A record data type is, to a large degree, isomorphic to a tuple of the same list of types. The derived behavior follows that - the elements in the record are compared in the order they appear in the constructor. This is rather unusual. At least, I'm not aware of other languages that do this automatically, or advertise it if they do. Many modern ones don't really have a record type, but instead have a class type that mixes in other behaviors as well.

Finally, the union type. The comparison is simple: those that appear first in the data statement have lower values. The closest thing to this I've seen elsewhere are enum types. Oddly enough, if none of your constructors have an argument - meaning they're just a bare token - you have what amounts to an enum type, and that same ordering rule applies.

In action

So, we now know how the derived ordering behaves, and have a relatively complex data type to see how it works.

Given two hands to compare, the first check will be whether or not they use the same constructor. If so, those will be compared as such. If not, then the first one in the list is the lesser value. Checking the declaration, that means  a StraightFlush beats everything, FourOfAKind everything but a flush, etc. Exactly what we want.

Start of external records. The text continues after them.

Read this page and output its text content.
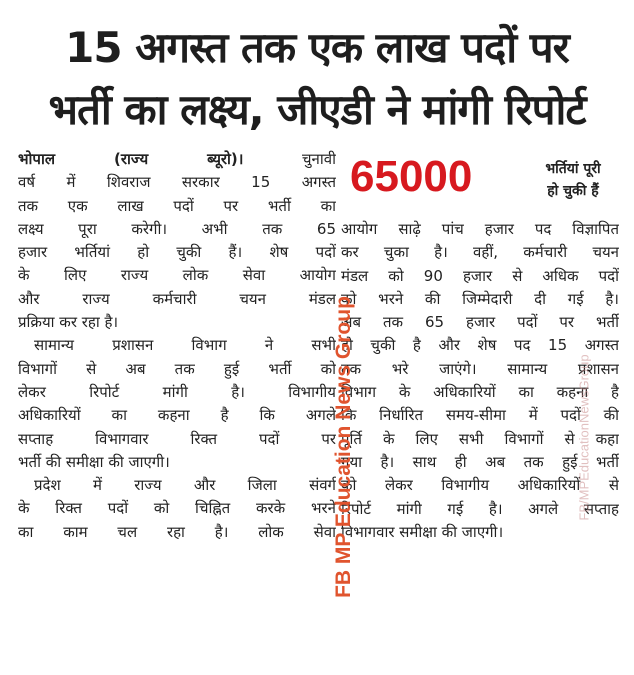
15 अगस्त तक एक लाख पदों पर
भर्ती का लक्ष्य, जीएडी ने मांगी रिपोर्ट
65000	भर्तियां पूरी
हो चुकी हैं
भोपाल (राज्य ब्यूरो)।	चुनावी
वर्ष में शिवराज सरकार 15 अगस्त
तक एक लाख पदों पर भर्ती का
लक्ष्य पूरा करेगी। अभी तक 65
हजार भर्तियां हो चुकी हैं। शेष पदों
के लिए राज्य लोक सेवा आयोग
और राज्य कर्मचारी चयन मंडल
प्रक्रिया कर रहा है।
सामान्य प्रशासन विभाग ने सभी
विभागों से अब तक हुई भर्ती को
लेकर रिपोर्ट मांगी है। विभागीय
अधिकारियों का कहना है कि अगले
सप्ताह विभागवार रिक्त पदों पर
भर्ती की समीक्षा की जाएगी।
प्रदेश में राज्य और जिला संवर्ग
के रिक्त पदों को चिह्नित करके भरने
का काम चल रहा है। लोक सेवा
आयोग साढ़े पांच हजार पद विज्ञापित
कर चुका है। वहीं, कर्मचारी चयन
मंडल को 90 हजार से अधिक पदों
को भरने की जिम्मेदारी दी गई है।
अब तक 65 हजार पदों पर भर्ती
हो चुकी है और शेष पद 15 अगस्त
तक भरे जाएंगे। सामान्य प्रशासन
विभाग के अधिकारियों का कहना है
कि निर्धारित समय-सीमा में पदों की
पूर्ति के लिए सभी विभागों से कहा
गया है। साथ ही अब तक हुई भर्ती
को लेकर विभागीय अधिकारियों से
रिपोर्ट मांगी गई है। अगले सप्ताह
विभागवार समीक्षा की जाएगी।
FB MP Education News Group	FB/MPEducationNewsGroup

If the two hands are the same type, then the elements of the hand are compared. That's why there's a Rank or two for some hands - you compare the cards that give the hand it's type before comparing high cards in the rest of the hand. So if those Ranks are correct - and in the right order for TwoPair and FullHouse - then the derived comparison will work correctly. As an aside, for some games you only need the first rank for a FullHouse and don't need the [Cards] for it, ThreeOfAKind and FourOfAKind, because two hands where those match are impossible. But providing them makes the code more symmetric and saves code in the long run.

Finally, if any Ranks present are the same, the [Card]s are compared. It's sufficient to make sure the [Card]s are sorted. While the cards in the Ranks aren't part of that comparison in poker, they will either wind up in the same place in the lists and be equal or the comparison will be done before their places are checked.

Conclusion

So, having written the data statement properly, and making sure that all Hands are properly formed, the derived code will do the right thing. All of the essentially boilerplate code to compare two Hands has been eliminated.  I can make sure that all Hands are properly formed by exporting a Hand-making function that does that, and not exporting any of the Hand constructors. This means the only way client code can get a Hand to compare is to use my Hand-making function, and anything else compared to a Hand will cause a compile time type error.